Thursday, February 26, 2009

I am an idiot, Tim Keller is not

I don't know if you've ever had the experience of asking a question and it all coming out wrong? I had that. I was at a day conference in London where Tim Keller was the speaker. He was excellent. The theme was influencing the city, following on from Mark Driscoll last July talking about that.

Keller was very balanced, he went out of his way to say that we need churches anywhere there are people, so rural, village, suburban, urban but then went on to argue for the primacy of mission to the cities. But one of his arguments for the importance of the city was because Paul went to the cities. I thought that wasn't so strong because Jesus hardly ever went to the city, except when he was heading there for his death.

Our movement does bang on about cities (I'll blog some more on this soon), which is OK because you can't ignore the cities, but what about the rest of us. I'm not even in the centre of my town, I'm in a working class housing estate so am I just a passive recipient of culture from the city?

So during the Q&A (and if the audio comes out you'll hear exactly what I said), I asked a question like, 'how does what you say fit given the fact that Jesus ignored the city except to go and die in one?' I might as well have stood up and shouted, 'Dr Keller, you sir are an idiot and you don't know the Bible' the way it felt like it came out of my mouth.

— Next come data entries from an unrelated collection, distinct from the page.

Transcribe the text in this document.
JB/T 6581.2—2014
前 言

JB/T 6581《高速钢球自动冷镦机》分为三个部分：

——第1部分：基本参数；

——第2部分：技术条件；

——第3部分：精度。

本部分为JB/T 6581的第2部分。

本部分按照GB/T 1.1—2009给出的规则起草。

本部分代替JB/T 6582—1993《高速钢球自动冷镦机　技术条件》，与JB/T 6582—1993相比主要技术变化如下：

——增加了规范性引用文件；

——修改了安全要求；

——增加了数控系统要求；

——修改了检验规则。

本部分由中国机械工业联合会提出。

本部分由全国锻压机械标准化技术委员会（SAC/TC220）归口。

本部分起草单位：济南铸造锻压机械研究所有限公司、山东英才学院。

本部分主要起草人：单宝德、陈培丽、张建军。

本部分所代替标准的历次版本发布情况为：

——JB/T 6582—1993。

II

I knew instantly I'd got the tone wrong.

He was very gracious and firmly but politely rebuffed me. Quite right too. It wasn't helped by the questions that followed where Dr Keller helpfully defined city (way more broadly than you might think) and where he clearly affirmed those in village, rural settings.

So a public mistake deserves a public apology, sorry Dr Keller for my misjudged tone of my question. You sir, are not an idiot. I on the other hand.....

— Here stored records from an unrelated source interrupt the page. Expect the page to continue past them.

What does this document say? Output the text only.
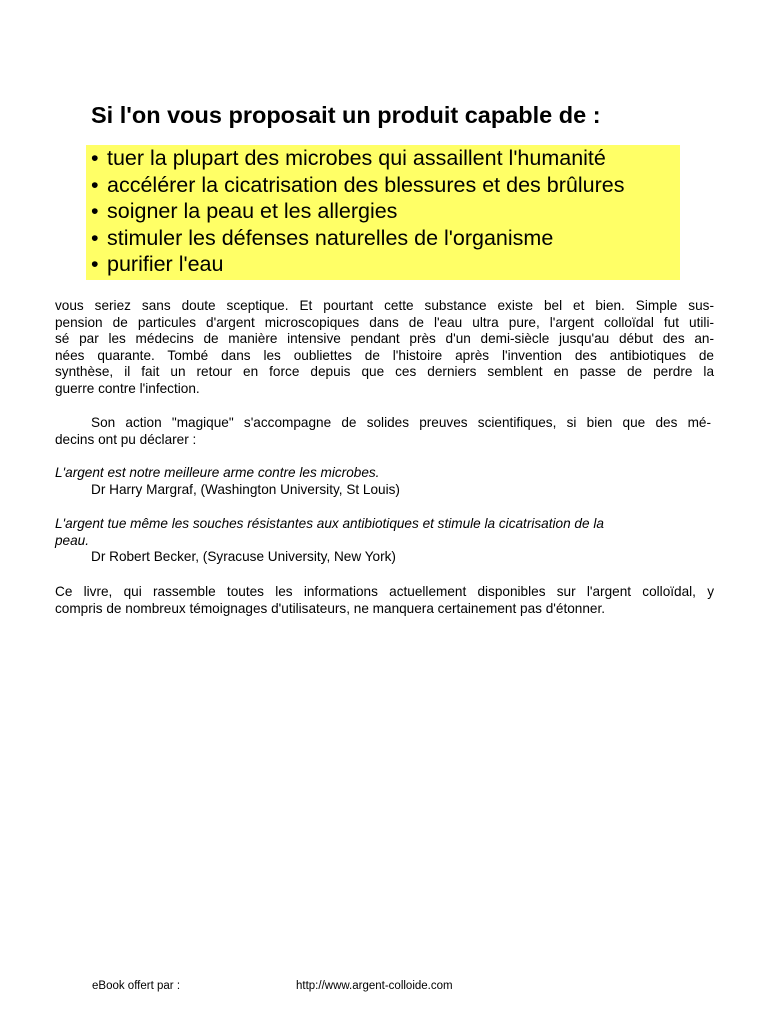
Si l'on vous proposait un produit capable de :
• tuer la plupart des microbes qui assaillent l'humanité
• accélérer la cicatrisation des blessures et des brûlures
• soigner la peau et les allergies
• stimuler les défenses naturelles de l'organisme
• purifier l'eau
vous seriez sans doute sceptique. Et pourtant cette substance existe bel et bien. Simple sus-
pension de particules d'argent microscopiques dans de l'eau ultra pure, l'argent colloïdal fut utili-
sé par les médecins de manière intensive pendant près d'un demi-siècle jusqu'au début des an-
nées quarante. Tombé dans les oubliettes de l'histoire après l'invention des antibiotiques de
synthèse, il fait un retour en force depuis que ces derniers semblent en passe de perdre la
guerre contre l'infection.
Son action "magique" s'accompagne de solides preuves scientifiques, si bien que des mé-
decins ont pu déclarer :
L'argent est notre meilleure arme contre les microbes.
Dr Harry Margraf, (Washington University, St Louis)
L'argent tue même les souches résistantes aux antibiotiques et stimule la cicatrisation de la
peau.
Dr Robert Becker, (Syracuse University, New York)
Ce livre, qui rassemble toutes les informations actuellement disponibles sur l'argent colloïdal, y
compris de nombreux témoignages d'utilisateurs, ne manquera certainement pas d'étonner.
eBook offert par :	http://www.argent-colloide.com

Matthew Hosier on 26 February 2009 at 15:28 said...

I was booked in to attend the day, but then couldn't make it. I look forward to listening to the downloads, and would be interested how he defined city.

My take on it is that we must reach the cities, but in the UK the vast majority of people live in some form of suburbia. Most of our 'cities' are suburbs - this is especially true of London where of the 32 boroughs most are outer London Boroughs and are made up of Victorian and 1930's suburbs. Only a few (relatively) very rich people live right in the city, alongside a few more very poor people.

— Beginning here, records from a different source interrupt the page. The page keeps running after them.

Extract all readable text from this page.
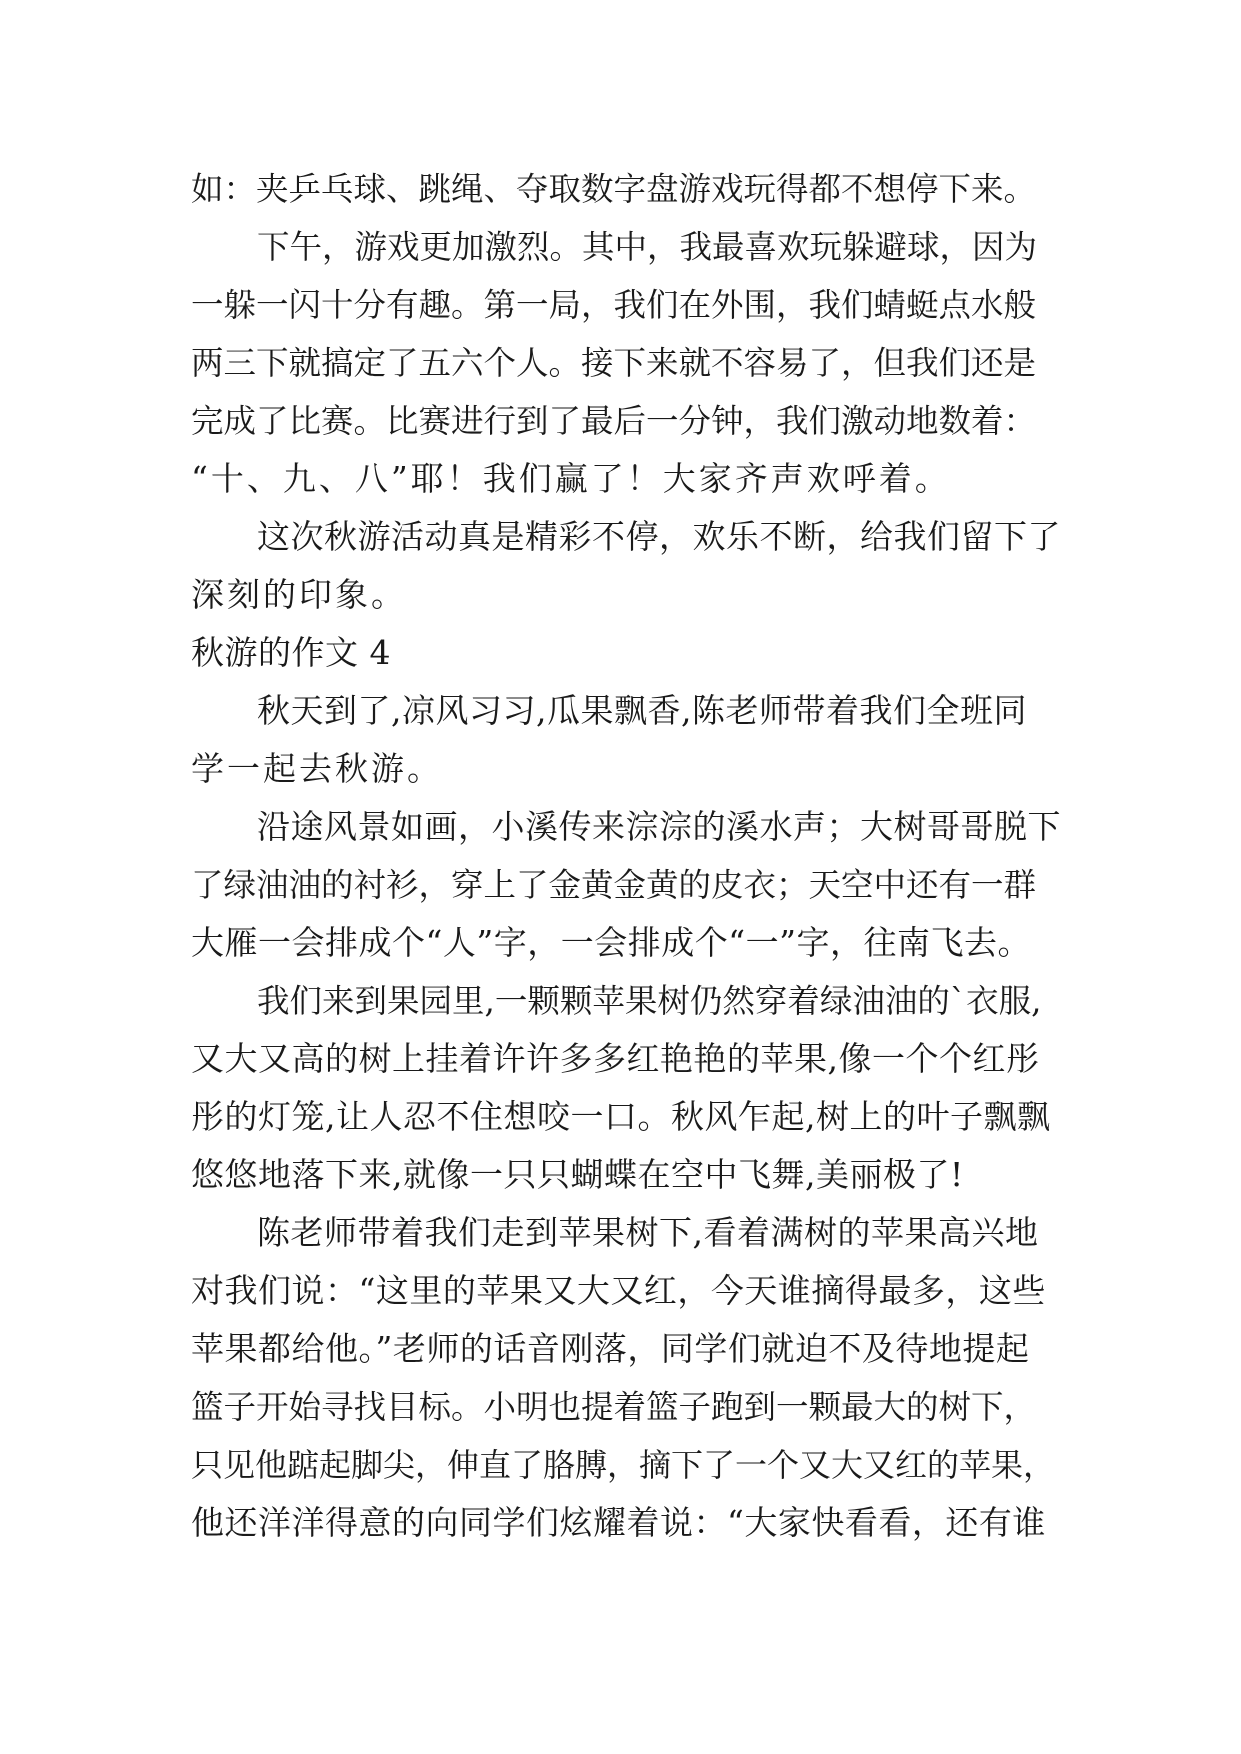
如：夹乒乓球、跳绳、夺取数字盘游戏玩得都不想停下来。
下午，游戏更加激烈。其中，我最喜欢玩躲避球，因为
一躲一闪十分有趣。第一局，我们在外围，我们蜻蜓点水般
两三下就搞定了五六个人。接下来就不容易了，但我们还是
完成了比赛。比赛进行到了最后一分钟，我们激动地数着：
“十、九、八”耶！我们赢了！大家齐声欢呼着。
这次秋游活动真是精彩不停，欢乐不断，给我们留下了
深刻的印象。
秋游的作文 4
秋天到了,凉风习习,瓜果飘香,陈老师带着我们全班同
学一起去秋游。
沿途风景如画，小溪传来淙淙的溪水声；大树哥哥脱下
了绿油油的衬衫，穿上了金黄金黄的皮衣；天空中还有一群
大雁一会排成个“人”字，一会排成个“一”字，往南飞去。
我们来到果园里,一颗颗苹果树仍然穿着绿油油的`衣服,
又大又高的树上挂着许许多多红艳艳的苹果,像一个个红彤
彤的灯笼,让人忍不住想咬一口。秋风乍起,树上的叶子飘飘
悠悠地落下来,就像一只只蝴蝶在空中飞舞,美丽极了!
陈老师带着我们走到苹果树下,看着满树的苹果高兴地
对我们说：“这里的苹果又大又红，今天谁摘得最多，这些
苹果都给他。”老师的话音刚落，同学们就迫不及待地提起
篮子开始寻找目标。小明也提着篮子跑到一颗最大的树下，
只见他踮起脚尖，伸直了胳膊，摘下了一个又大又红的苹果，
他还洋洋得意的向同学们炫耀着说：“大家快看看，还有谁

The city churches like Westminster Chapel, Hillsong, Christchurch London, HTB, etc., have a massively important role, and have that whiff of city glamor, but the real challenge is building healthy churches in Kingston and Finchley and the other 'burbs where most of the people actually live.

Is this in line with Keller's definition?

Mark Heath on 26 February 2009 at 16:28 said...

ha ha. At least you had the guts to ask a question. I always keep quiet for fear of making a fool of myself ;)

Phil on 26 February 2009 at 17:31 said...

It has to be a 'both/and' I think, I've got some more posts on this I think. Basically he defined a city in two ways - one a hub, where roads lead to so he gave the example of Inverness as the city of the Highlands even though it's not that big. His second definition is a multi function place where people live, work, eat, engage in arts etc...he made the point that the village has more in common with the city than the suburbs in that respect.

Matthew Hosier on 26 February 2009 at 18:40 said...

That's an interesting and helpful way of looking at it. By that definition Poole/Bournemouth is more of a city than many of the London Boroughs - we eat, sleep, work and play all in one space here - although with 400,000 people we are hardly a village...

I'm going to Seattle next week for the church planting conference - sure there'll be a lot of city talk at that!

iamchris on 27 February 2009 at 11:13 said...

I think it is interesting relating this back to what a city looked like back in the time of the early church compared to how we build our cites today. We no longer build a giant wall around our cities, the outside world is not seen as "no man's land anymore" subsequently I don't think we have the same implication of refuge and "safety in numbers" that Keller spoke about.

Within "the wall" the people would have lived, worked, slept and played, they were just there. There was no commute to the city for work, you were already there. I think the challenge has to lie with where the people are, which I think lies more in the sub's. If you are traveling "through the wall" throughout the working week, you are not going to want to commute to church as wel ust for the sake by being a "city church"

Is not hitting the subs "where the majority of cities workers live" still hitting the cities? And if these guys are then going back into the city through out the week you are then equipping the people who hit the city daily!